Transport Minister Marc Garneau announced last week that the government was changing the rules regarding foreign ownership of Canadian airlines. The goal is to lower air fares so Canadians can fly more. But there's a problem. Tom Walkom writes:
Aviation fuel gives off carbon when burned. It also gives off other particulates that, because they are deposited in the upper atmosphere, contribute to global warming.True, air travel is a relatively minor contributor to climate change. The David Suzuki Foundation estimates it is responsible for between four and nine per cent of global greenhouse gas emissions.In Canada, according to the 2012 transport department report, domestic air travel on its own accounts for just one per cent of carbon emissions.But these figures are on the rise. The Suzuki Foundation reckons the carbon dioxide emissions from international aviation have grown by 83 per cent since 1990. The transport department report says Canadian emissions rose between 2001 and 2010 in spite of successful efforts by airlines to increase fuel efficiency.
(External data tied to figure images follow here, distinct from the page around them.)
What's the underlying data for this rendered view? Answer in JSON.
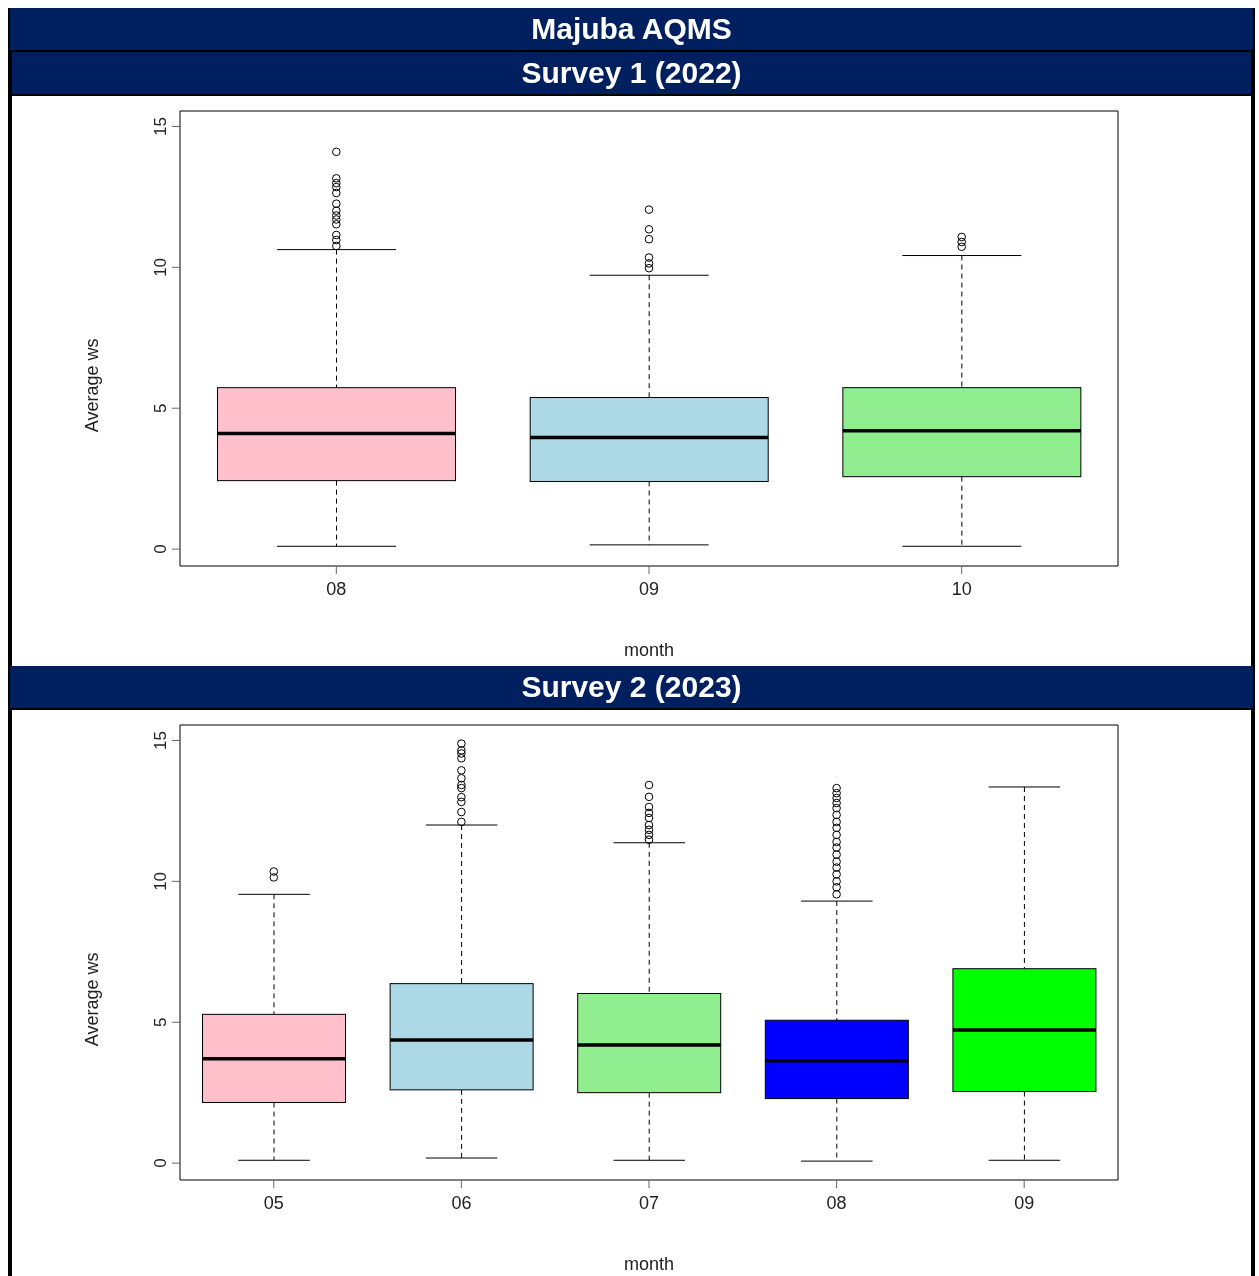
{
  "chart_data": [
    {
      "type": "box",
      "title": "Majuba AQMS",
      "subtitle": "Survey 1 (2022)",
      "xlabel": "month",
      "ylabel": "Average ws",
      "categories": [
        "08",
        "09",
        "10"
      ],
      "colors": [
        "#ffc0cb",
        "#add8e6",
        "#90ee90"
      ],
      "ylim": [
        -0.6,
        15.55
      ],
      "yticks": [
        0,
        5,
        10,
        15
      ],
      "grid": false,
      "legend": false,
      "boxes": [
        {
          "low": 0.1,
          "q1": 2.43,
          "median": 4.1,
          "q3": 5.73,
          "high": 10.63,
          "outliers": [
            10.76,
            10.97,
            11.15,
            11.53,
            11.7,
            11.84,
            12.01,
            12.26,
            12.64,
            12.85,
            12.99,
            13.16,
            14.1
          ]
        },
        {
          "low": 0.15,
          "q1": 2.4,
          "median": 3.96,
          "q3": 5.38,
          "high": 9.72,
          "outliers": [
            9.97,
            10.14,
            10.35,
            11.0,
            11.35,
            12.05
          ]
        },
        {
          "low": 0.1,
          "q1": 2.57,
          "median": 4.2,
          "q3": 5.73,
          "high": 10.42,
          "outliers": [
            10.73,
            10.9,
            11.08
          ]
        }
      ]
    },
    {
      "type": "box",
      "title": "Survey 2 (2023)",
      "xlabel": "month",
      "ylabel": "Average ws",
      "categories": [
        "05",
        "06",
        "07",
        "08",
        "09"
      ],
      "colors": [
        "#ffc0cb",
        "#add8e6",
        "#90ee90",
        "#0000ff",
        "#00ff00"
      ],
      "ylim": [
        -0.6,
        15.55
      ],
      "yticks": [
        0,
        5,
        10,
        15
      ],
      "grid": false,
      "legend": false,
      "boxes": [
        {
          "low": 0.1,
          "q1": 2.15,
          "median": 3.7,
          "q3": 5.28,
          "high": 9.54,
          "outliers": [
            10.14,
            10.35
          ]
        },
        {
          "low": 0.18,
          "q1": 2.6,
          "median": 4.37,
          "q3": 6.37,
          "high": 12.0,
          "outliers": [
            12.11,
            12.46,
            12.82,
            12.99,
            13.31,
            13.42,
            13.66,
            13.94,
            14.37,
            14.54,
            14.65,
            14.89
          ]
        },
        {
          "low": 0.1,
          "q1": 2.5,
          "median": 4.19,
          "q3": 6.02,
          "high": 11.37,
          "outliers": [
            11.48,
            11.65,
            11.83,
            12.0,
            12.25,
            12.43,
            12.64,
            13.0,
            13.42
          ]
        },
        {
          "low": 0.07,
          "q1": 2.29,
          "median": 3.63,
          "q3": 5.07,
          "high": 9.3,
          "outliers": [
            9.54,
            9.79,
            10.0,
            10.25,
            10.49,
            10.7,
            10.95,
            11.2,
            11.4,
            11.65,
            11.9,
            12.11,
            12.36,
            12.6,
            12.78,
            12.96,
            13.13,
            13.31
          ]
        },
        {
          "low": 0.1,
          "q1": 2.54,
          "median": 4.72,
          "q3": 6.9,
          "high": 13.35
        }
      ]
    }
  ]
}
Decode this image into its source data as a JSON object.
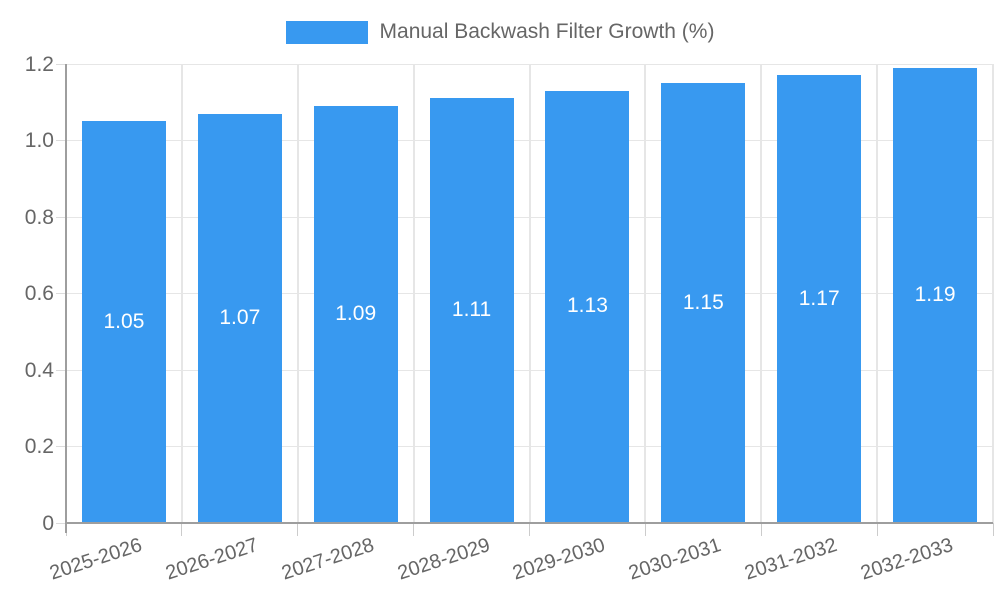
{
  "chart_data": {
    "type": "bar",
    "title": "",
    "xlabel": "",
    "ylabel": "",
    "legend": {
      "label": "Manual Backwash Filter Growth (%)",
      "position": "top"
    },
    "categories": [
      "2025-2026",
      "2026-2027",
      "2027-2028",
      "2028-2029",
      "2029-2030",
      "2030-2031",
      "2031-2032",
      "2032-2033"
    ],
    "series": [
      {
        "name": "Manual Backwash Filter Growth (%)",
        "values": [
          1.05,
          1.07,
          1.09,
          1.11,
          1.13,
          1.15,
          1.17,
          1.19
        ],
        "value_labels": [
          "1.05",
          "1.07",
          "1.09",
          "1.11",
          "1.13",
          "1.15",
          "1.17",
          "1.19"
        ]
      }
    ],
    "ylim": [
      0,
      1.2
    ],
    "yticks": {
      "values": [
        0,
        0.2,
        0.4,
        0.6,
        0.8,
        1.0,
        1.2
      ],
      "labels": [
        "0",
        "0.2",
        "0.4",
        "0.6",
        "0.8",
        "1.0",
        "1.2"
      ]
    },
    "grid": true,
    "legend_position": "top",
    "colors": {
      "bar": "#3899f0",
      "value_label": "#ffffff",
      "axis_text": "#666666",
      "grid_line": "#e6e6e6",
      "axis_line": "#9e9e9e",
      "tick_mark": "#cccccc",
      "background": "#ffffff"
    }
  }
}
The goal of lower airfares makes it more difficult to meet Canada's commitments under the Paris climate change agreement. When a doctor writes a prescription he or she has a duty to make sure that the prescription doesn't clash with or undercut another prescription. In effect, the government is practising bad medicine:
Long-distance air travel can never be eliminated, particularly in a big country like Canada. But a government serious about climate change could focus on other, more energy-efficient forms of transportation, such as buses and trains for short-haul trips.
I expect Trudeau’s government, like those before it, will balk when it comes to doing something on this or anything else that might significantly improve passenger rail service in Canada.
Something's got to give. There are better prescriptions.